If you had something more solid, Roger said. And then Harker’s voice: We know his people.

Who knew Peter Bloom’s people? Who had vetted him?

It was late, and she still had access to the Registry. She sat down at her desk, excavated her ectoterminal from beneath dusty papers and typed in a query. Half an hour later she was on her way home, a brown Manila folder in her handbag.

When Peter Bloom awoke the next day, his house in Undermay in the Summer City had forgotten what it was supposed to be.

When he opened his eyes, he lay naked on the floor of a bare, twilit room with rough sandstone walls covered in chalk symbols and dark rusty stains. It looked like a torture chamber. The air smelled of sharp sooty smoke.

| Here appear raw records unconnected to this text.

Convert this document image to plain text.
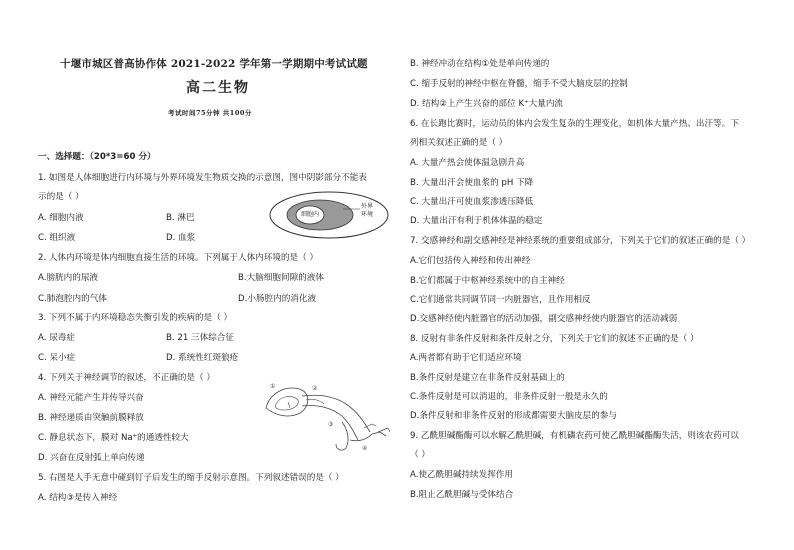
十堰市城区普高协作体 2021-2022 学年第一学期期中考试试题
高二生物
考试时间75分钟 共100分
一、选择题：（20*3=60 分）
1. 如图是人体细胞进行内环境与外界环境发生物质交换的示意图，图中阴影部分不能表
示的是（ ）
A. 细胞内液	B. 淋巴
C. 组织液	D. 血浆
细胞内
外界
环境
2. 人体内环境是体内细胞直接生活的环境。下列属于人体内环境的是（ ）
A.膀胱内的尿液	B.大脑细胞间隙的液体
C.肺泡腔内的气体	D.小肠腔内的消化液
3. 下列不属于内环境稳态失衡引发的疾病的是（ ）
A. 尿毒症	B. 21 三体综合征
C. 呆小症	D. 系统性红斑狼疮
4. 下列关于神经调节的叙述，不正确的是（ ）
A. 神经元能产生并传导兴奋
B. 神经递质由突触前膜释放
C. 静息状态下，膜对 Na⁺的通透性较大
D. 兴奋在反射弧上单向传递
①	②
③
④
5. 右图是人手无意中碰到钉子后发生的缩手反射示意图。下列叙述错误的是（ ）
A. 结构③是传入神经
B. 神经冲动在结构①处是单向传递的
C. 缩手反射的神经中枢在脊髓，缩手不受大脑皮层的控制
D. 结构②上产生兴奋的部位 K⁺大量内流
6. 在长跑比赛时，运动员的体内会发生复杂的生理变化，如机体大量产热、出汗等。下
列相关叙述正确的是（ ）
A. 大量产热会使体温急剧升高
B. 大量出汗会使血浆的 pH 下降
C. 大量出汗可使血浆渗透压降低
D. 大量出汗有利于机体体温的稳定
7. 交感神经和副交感神经是神经系统的重要组成部分，下列关于它们的叙述正确的是（ ）
A.它们包括传入神经和传出神经
B.它们都属于中枢神经系统中的自主神经
C.它们通常共同调节同一内脏器官，且作用相反
D.交感神经使内脏器官的活动加强，副交感神经使内脏器官的活动减弱
8. 反射有非条件反射和条件反射之分，下列关于它们的叙述不正确的是（ ）
A.两者都有助于它们适应环境
B.条件反射是建立在非条件反射基础上的
C.条件反射是可以消退的，非条件反射一般是永久的
D.条件反射和非条件反射的形成都需要大脑皮层的参与
9. 乙酰胆碱酯酶可以水解乙酰胆碱，有机磷农药可使乙酰胆碱酯酶失活，则该农药可以
（ ）
A.使乙酰胆碱持续发挥作用
B.阻止乙酰胆碱与受体结合
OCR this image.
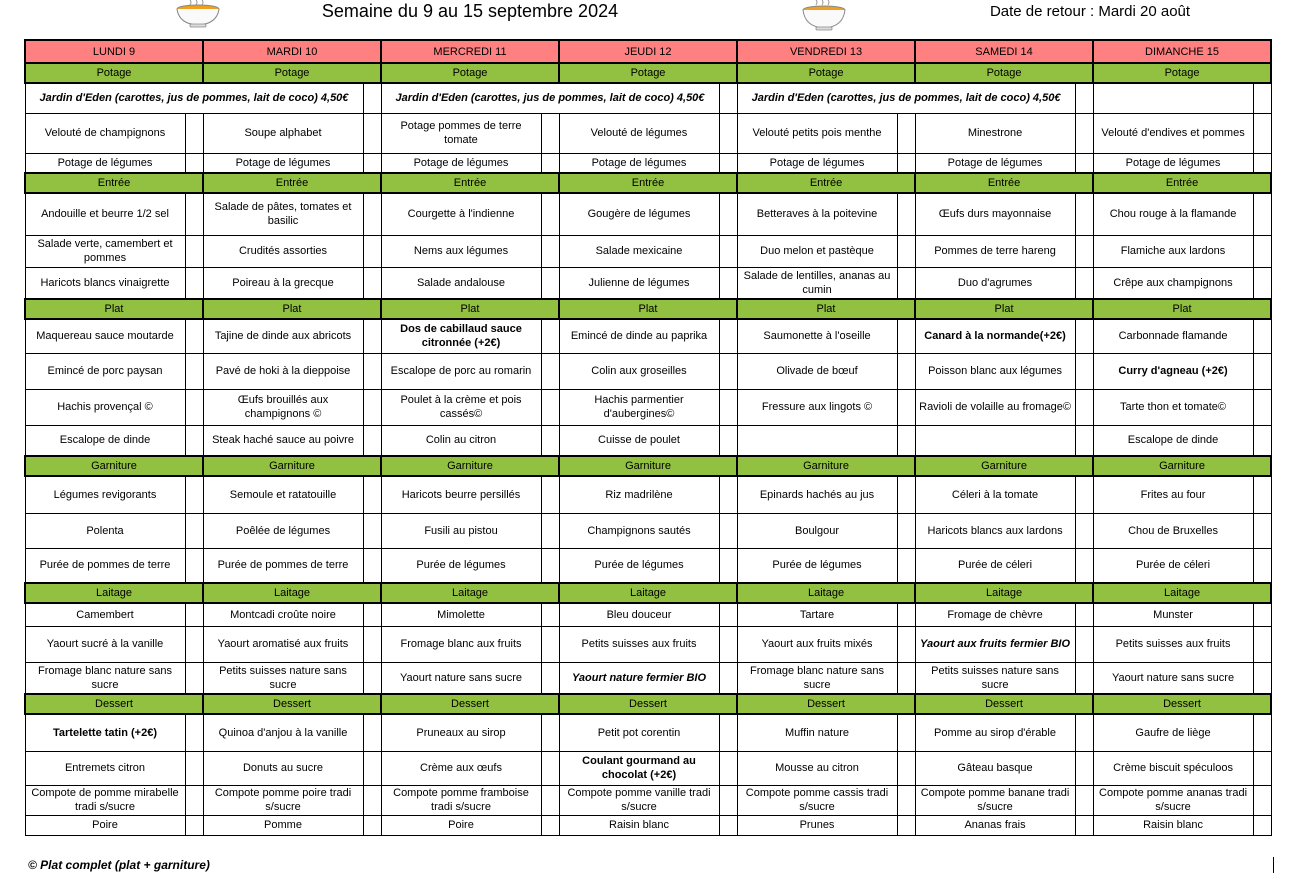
Semaine du 9 au 15 septembre 2024	Date de retour : Mardi 20 août
LUNDI 9		MARDI 10		MERCREDI 11		JEUDI 12		VENDREDI 13		SAMEDI 14		DIMANCHE 15	
Potage		Potage		Potage		Potage		Potage		Potage		Potage	
Jardin d'Eden (carottes, jus de pommes, lait de coco) 4,50€				Jardin d'Eden (carottes, jus de pommes, lait de coco) 4,50€				Jardin d'Eden (carottes, jus de pommes, lait de coco) 4,50€					
Velouté de champignons		Soupe alphabet		Potage pommes de terre tomate		Velouté de légumes		Velouté petits pois menthe		Minestrone		Velouté d'endives et pommes	
Potage de légumes		Potage de légumes		Potage de légumes		Potage de légumes		Potage de légumes		Potage de légumes		Potage de légumes	
Entrée		Entrée		Entrée		Entrée		Entrée		Entrée		Entrée	
Andouille et beurre 1/2 sel		Salade de pâtes, tomates et basilic		Courgette à l'indienne		Gougère de légumes		Betteraves à la poitevine		Œufs durs mayonnaise		Chou rouge à la flamande	
Salade verte, camembert et pommes		Crudités assorties		Nems aux légumes		Salade mexicaine		Duo melon et pastèque		Pommes de terre hareng		Flamiche aux lardons	
Haricots blancs vinaigrette		Poireau à la grecque		Salade andalouse		Julienne de légumes		Salade de lentilles, ananas au cumin		Duo d'agrumes		Crêpe aux champignons	
Plat		Plat		Plat		Plat		Plat		Plat		Plat	
Maquereau sauce moutarde		Tajine de dinde aux abricots		Dos de cabillaud sauce citronnée (+2€)		Emincé de dinde au paprika		Saumonette à l'oseille		Canard à la normande(+2€)		Carbonnade flamande	
Emincé de porc paysan		Pavé de hoki à la dieppoise		Escalope de porc au romarin		Colin aux groseilles		Olivade de bœuf		Poisson blanc aux légumes		Curry d'agneau (+2€)	
Hachis provençal ©		Œufs brouillés aux champignons ©		Poulet à la crème et pois cassés©		Hachis parmentier d'aubergines©		Fressure aux lingots ©		Ravioli de volaille au fromage©		Tarte thon et tomate©	
Escalope de dinde		Steak haché sauce au poivre		Colin au citron		Cuisse de poulet						Escalope de dinde	
Garniture		Garniture		Garniture		Garniture		Garniture		Garniture		Garniture	
Légumes revigorants		Semoule et ratatouille		Haricots beurre persillés		Riz madrilène		Epinards hachés au jus		Céleri à la tomate		Frites au four	
Polenta		Poêlée de légumes		Fusili au pistou		Champignons sautés		Boulgour		Haricots blancs aux lardons		Chou de Bruxelles	
Purée de pommes de terre		Purée de pommes de terre		Purée de légumes		Purée de légumes		Purée de légumes		Purée de céleri		Purée de céleri	
Laitage		Laitage		Laitage		Laitage		Laitage		Laitage		Laitage	
Camembert		Montcadi croûte noire		Mimolette		Bleu douceur		Tartare		Fromage de chèvre		Munster	
Yaourt sucré à la vanille		Yaourt aromatisé aux fruits		Fromage blanc aux fruits		Petits suisses aux fruits		Yaourt aux fruits mixés		Yaourt aux fruits fermier BIO		Petits suisses aux fruits	
Fromage blanc nature sans sucre		Petits suisses nature sans sucre		Yaourt nature sans sucre		Yaourt nature fermier BIO		Fromage blanc nature sans sucre		Petits suisses nature sans sucre		Yaourt nature sans sucre	
Dessert		Dessert		Dessert		Dessert		Dessert		Dessert		Dessert	
Tartelette tatin (+2€)		Quinoa d'anjou à la vanille		Pruneaux au sirop		Petit pot corentin		Muffin nature		Pomme au sirop d'érable		Gaufre de liège	
Entremets citron		Donuts au sucre		Crème aux œufs		Coulant gourmand au chocolat (+2€)		Mousse au citron		Gâteau basque		Crème biscuit spéculoos	
Compote de pomme mirabelle tradi s/sucre		Compote pomme poire tradi s/sucre		Compote pomme framboise tradi s/sucre		Compote pomme vanille tradi s/sucre		Compote pomme cassis tradi s/sucre		Compote pomme banane tradi s/sucre		Compote pomme ananas tradi s/sucre	
Poire		Pomme		Poire		Raisin blanc		Prunes		Ananas frais		Raisin blanc	
© Plat complet (plat + garniture)
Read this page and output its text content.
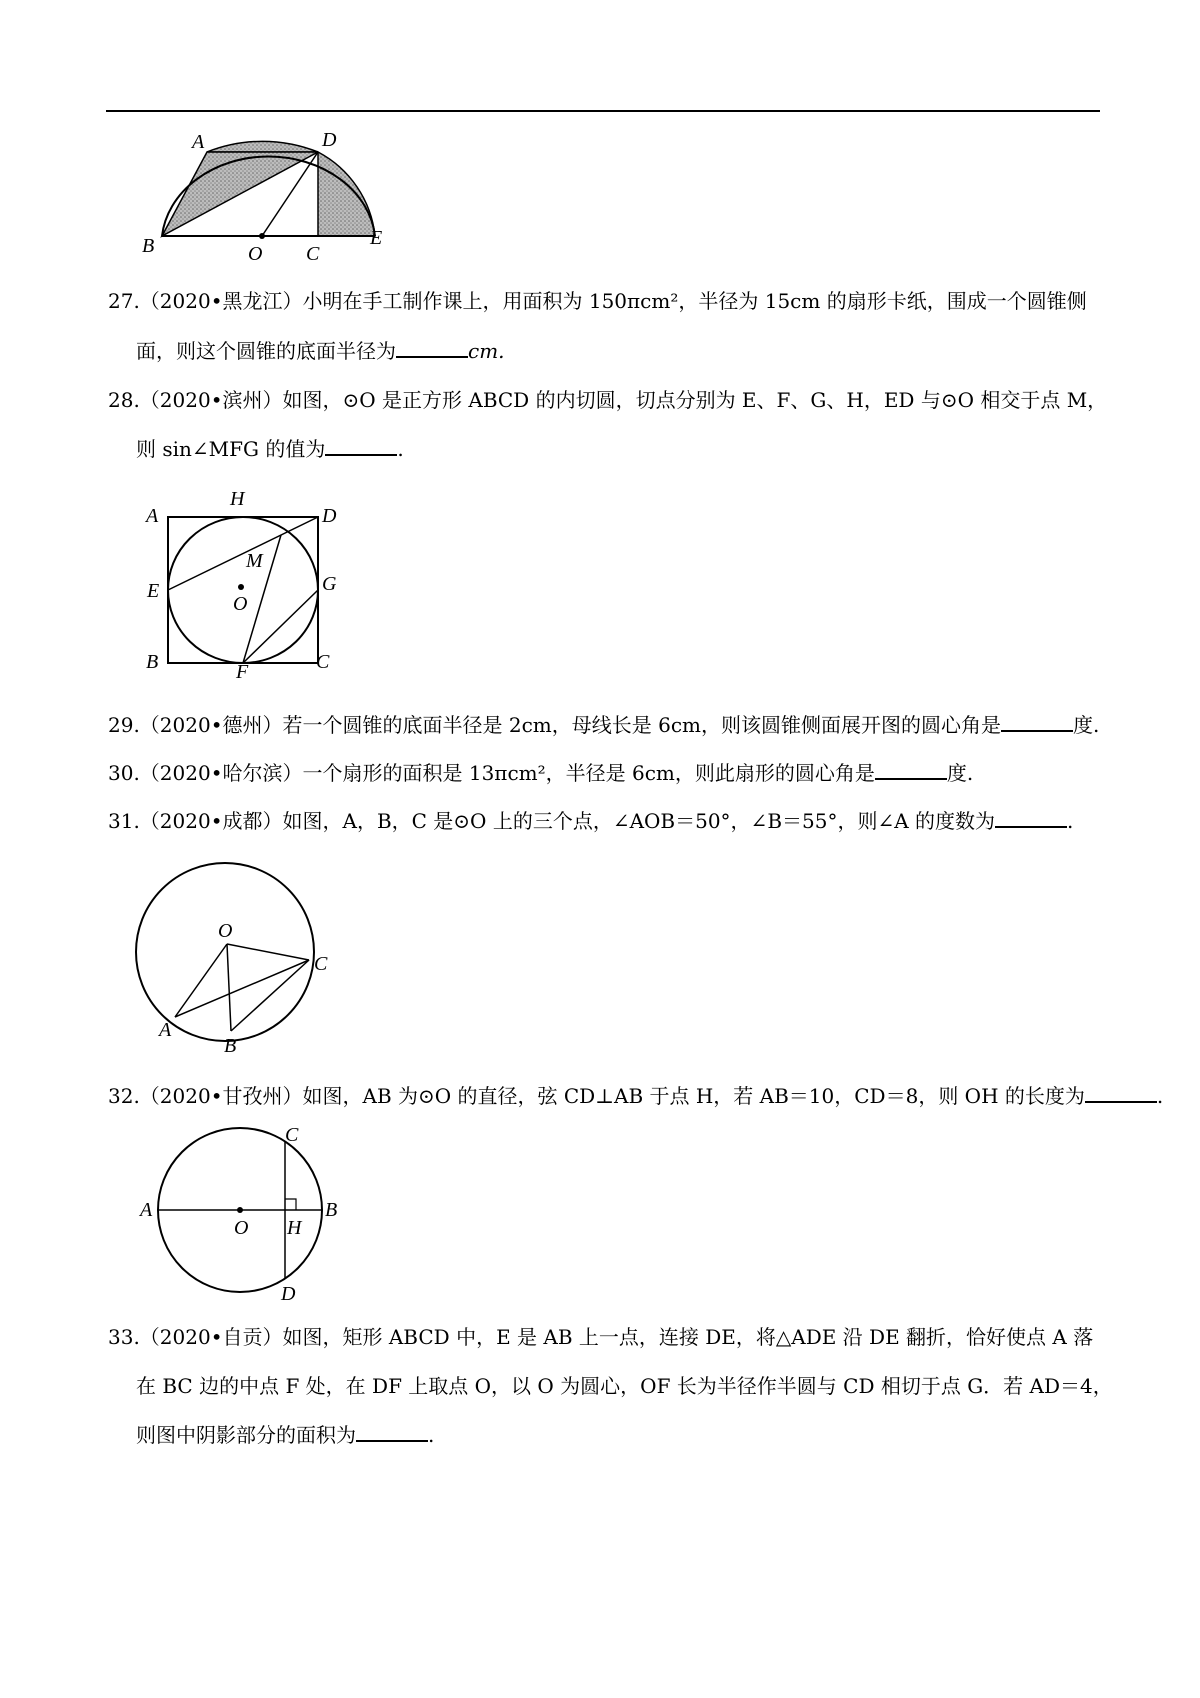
A	D
B	O C
E
27.（2020•黑龙江）小明在手工制作课上，用面积为 150πcm²，半径为 15cm 的扇形卡纸，围成一个圆锥侧
面，则这个圆锥的底面半径为	cm.
28.（2020•滨州）如图，⊙O 是正方形 ABCD 的内切圆，切点分别为 E、F、G、H，ED 与⊙O 相交于点 M，
则 sin∠MFG 的值为	.
H
A	D
M
E
O
G
B	F	C
29.（2020•德州）若一个圆锥的底面半径是 2cm，母线长是 6cm，则该圆锥侧面展开图的圆心角是	度.
30.（2020•哈尔滨）一个扇形的面积是 13πcm²，半径是 6cm，则此扇形的圆心角是	度.
31.（2020•成都）如图，A，B，C 是⊙O 上的三个点，∠AOB＝50°，∠B＝55°，则∠A 的度数为	.
O
C
A
B
32.（2020•甘孜州）如图，AB 为⊙O 的直径，弦 CD⊥AB 于点 H，若 AB＝10，CD＝8，则 OH 的长度为	.
C
A
O H
B
D
33.（2020•自贡）如图，矩形 ABCD 中，E 是 AB 上一点，连接 DE，将△ADE 沿 DE 翻折，恰好使点 A 落
在 BC 边的中点 F 处，在 DF 上取点 O，以 O 为圆心，OF 长为半径作半圆与 CD 相切于点 G．若 AD＝4，
则图中阴影部分的面积为	.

Peter swore. He must have fallen asleep, and the house had taken advantage of his slumber to revert to its previous existence.

Like everything permanent in Summerland, the house was made of souls. Each one of its bricks was a luz stone, an adamantine kernel that remained when a soul fully Faded and thought and memory were gone. Millennia ago, the Old Dead—the eschatologists’ name for the lost civilisation preceding the modern era—had gathered them and used them to create the Summer City. Then the ancient builders had disappeared. After the invention of the ectophone opened the afterlife for exploration at the turn of the century, England’s dead had arrived. Aethertects had reshaped the city, including Peter’s house, which had become a Victorian residence fit for a gentleman. But the bricks retained other memories, too, and if you didn’t show them who was the master, they leaked out.